Think of it like this: w^T.x_i +b is the model's prediction for the i-th data point. Y_i is its label. If the prediction and ground truth have the same sign, then gamma_i will be positive. The further "inside" the class boundary this instance is, the bigger gamma_i will be : this is better because, summed over all i, you will have greater separation between your classes. If the prediction and the label don't agree in sign, then this quantity will be negative (incorrect decision by the predictor), which will reduce your margin, and it will be reduced more the more incorrect you are (analogous to slack variables).

functional margin is used to scale.

geometric margin = functional margin / norm(w).

Or, when norm(w) = 1 then the margin is geometric margin

You can transfer functional margin to geometric margin based on the following two hypothesis:

1. ||w|| == 1, therefore (w^T)x+b == ((w^T)x+b)/||w||, which is the geometry distance from point x to the line y=(w^T)x+b.

2. There are only two categories for targets, where y_i can only be +1 and -1. Therefore, if the sign of y_i matches the side of the line where the point x lies in (y_i > 0 when (w^T)x+b > 0, y_i < 0 when (w^T)x+b < 0), multiplying y_i is simply equivalent to getting the absolute value of the distance (w^T)x+b.

For this question

And why they define its formula like that ?

Explanation: Functional margin doesn't tell us about the exact distance or measurement of different points to the separating plane/line.

For instance, just consider following lines they are same but functional margin would vary (a limitation of functional margin).

2*x  + 3*y  + 1 = 0 
4*x  + 6*y  + 2 = 0 
20*x + 30*y +10 = 0

Functional Margin just give an idea about the confidence of our classification, nothing concrete.

Please also read below reference for more details.

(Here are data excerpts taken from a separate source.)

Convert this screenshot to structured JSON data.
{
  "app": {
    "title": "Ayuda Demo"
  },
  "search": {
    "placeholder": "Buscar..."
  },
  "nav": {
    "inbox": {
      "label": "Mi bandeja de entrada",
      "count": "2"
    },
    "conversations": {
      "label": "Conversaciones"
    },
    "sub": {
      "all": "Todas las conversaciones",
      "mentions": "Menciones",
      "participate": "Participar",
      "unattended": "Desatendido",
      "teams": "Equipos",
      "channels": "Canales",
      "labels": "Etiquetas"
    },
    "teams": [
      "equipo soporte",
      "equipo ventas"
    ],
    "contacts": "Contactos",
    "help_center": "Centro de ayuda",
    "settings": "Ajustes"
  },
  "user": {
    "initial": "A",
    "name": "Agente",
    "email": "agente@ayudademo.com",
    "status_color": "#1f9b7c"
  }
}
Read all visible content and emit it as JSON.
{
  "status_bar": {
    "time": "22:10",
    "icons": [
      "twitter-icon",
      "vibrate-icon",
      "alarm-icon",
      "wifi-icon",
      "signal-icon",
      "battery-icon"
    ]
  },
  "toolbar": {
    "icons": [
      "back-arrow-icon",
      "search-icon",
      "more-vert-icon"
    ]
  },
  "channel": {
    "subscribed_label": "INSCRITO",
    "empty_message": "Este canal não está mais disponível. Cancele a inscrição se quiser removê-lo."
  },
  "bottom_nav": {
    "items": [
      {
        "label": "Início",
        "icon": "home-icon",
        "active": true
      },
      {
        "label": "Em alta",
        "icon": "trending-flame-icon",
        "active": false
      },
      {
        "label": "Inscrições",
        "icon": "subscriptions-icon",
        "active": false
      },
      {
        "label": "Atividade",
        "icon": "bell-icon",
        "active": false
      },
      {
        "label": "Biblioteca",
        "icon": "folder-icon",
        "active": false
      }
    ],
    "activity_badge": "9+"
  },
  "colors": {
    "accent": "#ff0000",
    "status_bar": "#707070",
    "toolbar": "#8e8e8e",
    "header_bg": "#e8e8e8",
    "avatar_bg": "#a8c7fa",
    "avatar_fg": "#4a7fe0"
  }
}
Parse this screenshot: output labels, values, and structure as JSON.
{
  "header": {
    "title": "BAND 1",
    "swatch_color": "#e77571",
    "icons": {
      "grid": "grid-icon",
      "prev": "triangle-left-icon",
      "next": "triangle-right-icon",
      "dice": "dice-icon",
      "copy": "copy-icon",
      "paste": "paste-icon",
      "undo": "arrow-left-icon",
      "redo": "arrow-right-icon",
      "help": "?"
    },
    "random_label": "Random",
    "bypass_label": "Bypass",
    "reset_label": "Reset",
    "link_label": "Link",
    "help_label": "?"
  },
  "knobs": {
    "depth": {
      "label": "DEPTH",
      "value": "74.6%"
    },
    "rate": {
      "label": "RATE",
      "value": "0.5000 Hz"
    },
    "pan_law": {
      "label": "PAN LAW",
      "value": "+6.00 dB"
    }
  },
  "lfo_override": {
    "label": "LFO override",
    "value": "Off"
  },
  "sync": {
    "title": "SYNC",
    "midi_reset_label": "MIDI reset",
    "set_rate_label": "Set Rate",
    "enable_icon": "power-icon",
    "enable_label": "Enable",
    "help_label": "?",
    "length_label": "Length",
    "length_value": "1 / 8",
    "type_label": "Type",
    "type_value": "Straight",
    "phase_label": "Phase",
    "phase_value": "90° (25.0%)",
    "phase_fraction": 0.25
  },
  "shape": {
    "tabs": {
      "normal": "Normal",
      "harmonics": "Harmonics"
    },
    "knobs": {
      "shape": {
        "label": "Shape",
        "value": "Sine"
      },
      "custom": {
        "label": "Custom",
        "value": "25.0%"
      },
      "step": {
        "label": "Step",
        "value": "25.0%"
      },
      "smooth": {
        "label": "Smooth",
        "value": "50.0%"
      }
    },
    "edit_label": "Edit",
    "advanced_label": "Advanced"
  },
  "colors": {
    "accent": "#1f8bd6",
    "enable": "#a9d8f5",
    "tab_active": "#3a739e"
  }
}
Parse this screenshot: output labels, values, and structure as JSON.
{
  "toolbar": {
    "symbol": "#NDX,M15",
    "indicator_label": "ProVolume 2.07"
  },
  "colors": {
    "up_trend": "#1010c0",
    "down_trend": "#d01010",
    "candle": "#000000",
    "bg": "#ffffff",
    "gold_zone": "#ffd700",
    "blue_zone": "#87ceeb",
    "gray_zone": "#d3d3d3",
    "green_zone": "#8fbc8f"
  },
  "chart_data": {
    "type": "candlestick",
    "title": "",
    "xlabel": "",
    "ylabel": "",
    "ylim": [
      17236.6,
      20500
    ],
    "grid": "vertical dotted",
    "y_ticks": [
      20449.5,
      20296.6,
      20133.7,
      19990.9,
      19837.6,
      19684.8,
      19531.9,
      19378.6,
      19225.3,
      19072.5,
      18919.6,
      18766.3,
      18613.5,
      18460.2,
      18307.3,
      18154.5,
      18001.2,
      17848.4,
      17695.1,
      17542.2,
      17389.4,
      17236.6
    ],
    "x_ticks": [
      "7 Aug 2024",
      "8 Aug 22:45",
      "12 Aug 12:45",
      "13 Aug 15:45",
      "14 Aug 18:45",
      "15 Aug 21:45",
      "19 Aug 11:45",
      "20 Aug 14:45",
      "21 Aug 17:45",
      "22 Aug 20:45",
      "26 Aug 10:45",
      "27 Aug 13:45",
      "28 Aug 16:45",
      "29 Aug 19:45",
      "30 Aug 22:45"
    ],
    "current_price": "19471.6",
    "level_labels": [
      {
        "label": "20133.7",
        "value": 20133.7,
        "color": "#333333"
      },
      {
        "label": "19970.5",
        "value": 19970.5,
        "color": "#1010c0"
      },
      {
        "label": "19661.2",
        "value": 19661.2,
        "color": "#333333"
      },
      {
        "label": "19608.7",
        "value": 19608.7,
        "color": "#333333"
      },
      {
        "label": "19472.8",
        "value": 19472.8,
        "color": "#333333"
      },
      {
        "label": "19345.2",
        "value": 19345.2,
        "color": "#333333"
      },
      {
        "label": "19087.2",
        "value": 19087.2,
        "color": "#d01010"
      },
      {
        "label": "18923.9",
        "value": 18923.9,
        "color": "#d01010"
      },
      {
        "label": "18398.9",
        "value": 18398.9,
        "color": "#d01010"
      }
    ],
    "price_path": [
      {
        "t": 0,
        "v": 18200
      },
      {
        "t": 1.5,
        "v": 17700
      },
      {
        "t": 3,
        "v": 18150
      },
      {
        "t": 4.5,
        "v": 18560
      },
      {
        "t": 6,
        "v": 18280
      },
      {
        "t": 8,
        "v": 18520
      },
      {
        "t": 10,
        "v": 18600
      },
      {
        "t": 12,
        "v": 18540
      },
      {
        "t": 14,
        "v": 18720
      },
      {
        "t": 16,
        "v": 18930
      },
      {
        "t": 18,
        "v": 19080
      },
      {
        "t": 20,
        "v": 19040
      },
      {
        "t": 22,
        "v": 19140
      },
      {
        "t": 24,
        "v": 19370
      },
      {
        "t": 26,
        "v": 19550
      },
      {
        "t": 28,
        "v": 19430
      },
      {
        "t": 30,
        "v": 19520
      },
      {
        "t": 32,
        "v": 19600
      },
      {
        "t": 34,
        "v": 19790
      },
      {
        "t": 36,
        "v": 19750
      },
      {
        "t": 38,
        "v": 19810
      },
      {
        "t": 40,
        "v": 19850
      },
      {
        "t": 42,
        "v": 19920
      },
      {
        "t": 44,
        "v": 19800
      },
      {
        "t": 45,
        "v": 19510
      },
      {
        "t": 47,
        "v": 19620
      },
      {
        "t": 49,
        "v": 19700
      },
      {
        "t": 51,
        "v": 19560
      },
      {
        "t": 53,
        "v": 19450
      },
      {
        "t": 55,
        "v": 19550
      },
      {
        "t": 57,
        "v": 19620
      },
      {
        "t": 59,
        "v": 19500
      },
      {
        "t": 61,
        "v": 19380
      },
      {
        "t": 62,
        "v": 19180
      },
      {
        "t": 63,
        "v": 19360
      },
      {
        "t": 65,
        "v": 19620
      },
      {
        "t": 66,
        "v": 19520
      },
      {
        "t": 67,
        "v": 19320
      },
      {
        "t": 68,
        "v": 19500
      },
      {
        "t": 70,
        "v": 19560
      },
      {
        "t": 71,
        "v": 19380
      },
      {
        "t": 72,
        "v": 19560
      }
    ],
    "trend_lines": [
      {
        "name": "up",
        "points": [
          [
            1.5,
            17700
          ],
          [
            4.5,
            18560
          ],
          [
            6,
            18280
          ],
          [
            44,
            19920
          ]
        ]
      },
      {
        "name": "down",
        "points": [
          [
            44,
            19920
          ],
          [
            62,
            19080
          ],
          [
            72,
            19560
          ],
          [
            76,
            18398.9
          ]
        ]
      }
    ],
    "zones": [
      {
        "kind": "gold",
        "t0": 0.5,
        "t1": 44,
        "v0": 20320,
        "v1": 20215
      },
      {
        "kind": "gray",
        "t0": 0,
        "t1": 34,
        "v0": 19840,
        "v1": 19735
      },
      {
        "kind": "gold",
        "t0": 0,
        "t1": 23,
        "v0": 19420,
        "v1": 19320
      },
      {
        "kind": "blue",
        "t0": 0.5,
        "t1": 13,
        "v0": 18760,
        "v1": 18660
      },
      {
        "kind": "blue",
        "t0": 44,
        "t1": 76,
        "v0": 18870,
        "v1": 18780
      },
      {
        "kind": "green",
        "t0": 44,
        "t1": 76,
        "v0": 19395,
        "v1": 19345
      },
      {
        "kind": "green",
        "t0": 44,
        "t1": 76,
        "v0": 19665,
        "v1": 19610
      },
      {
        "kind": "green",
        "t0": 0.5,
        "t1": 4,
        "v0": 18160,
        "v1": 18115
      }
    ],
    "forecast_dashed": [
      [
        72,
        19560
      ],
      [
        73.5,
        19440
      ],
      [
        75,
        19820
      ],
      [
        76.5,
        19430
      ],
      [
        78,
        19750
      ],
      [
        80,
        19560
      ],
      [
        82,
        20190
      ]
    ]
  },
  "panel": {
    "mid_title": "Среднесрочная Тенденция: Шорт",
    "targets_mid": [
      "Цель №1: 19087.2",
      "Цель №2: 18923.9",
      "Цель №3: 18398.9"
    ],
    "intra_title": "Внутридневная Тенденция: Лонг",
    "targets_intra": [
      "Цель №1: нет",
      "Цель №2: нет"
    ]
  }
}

Referenced Andrew NG's lecture notes, please click here for more details

If y(i) = 1, then for the functional margin to be large (i.e., for our prediction to be confident and correct), we need wTx + b to be a large positive number. Conversely, if y(i) = −1, then for the functional margin to be large, we need wTx + b to be a large negative number. Moreover, if y(i)(wTx + b) > 0, then our prediction on this example is correct. (Check this yourself.) Hence, a large functional margin represents a confident and a correct prediction.

Functional Margin:

This gives the position of the point with respect to the plane, which does not depend on the magnitude.

Geometric Margin:

This gives the distance between the given training example and the given plane.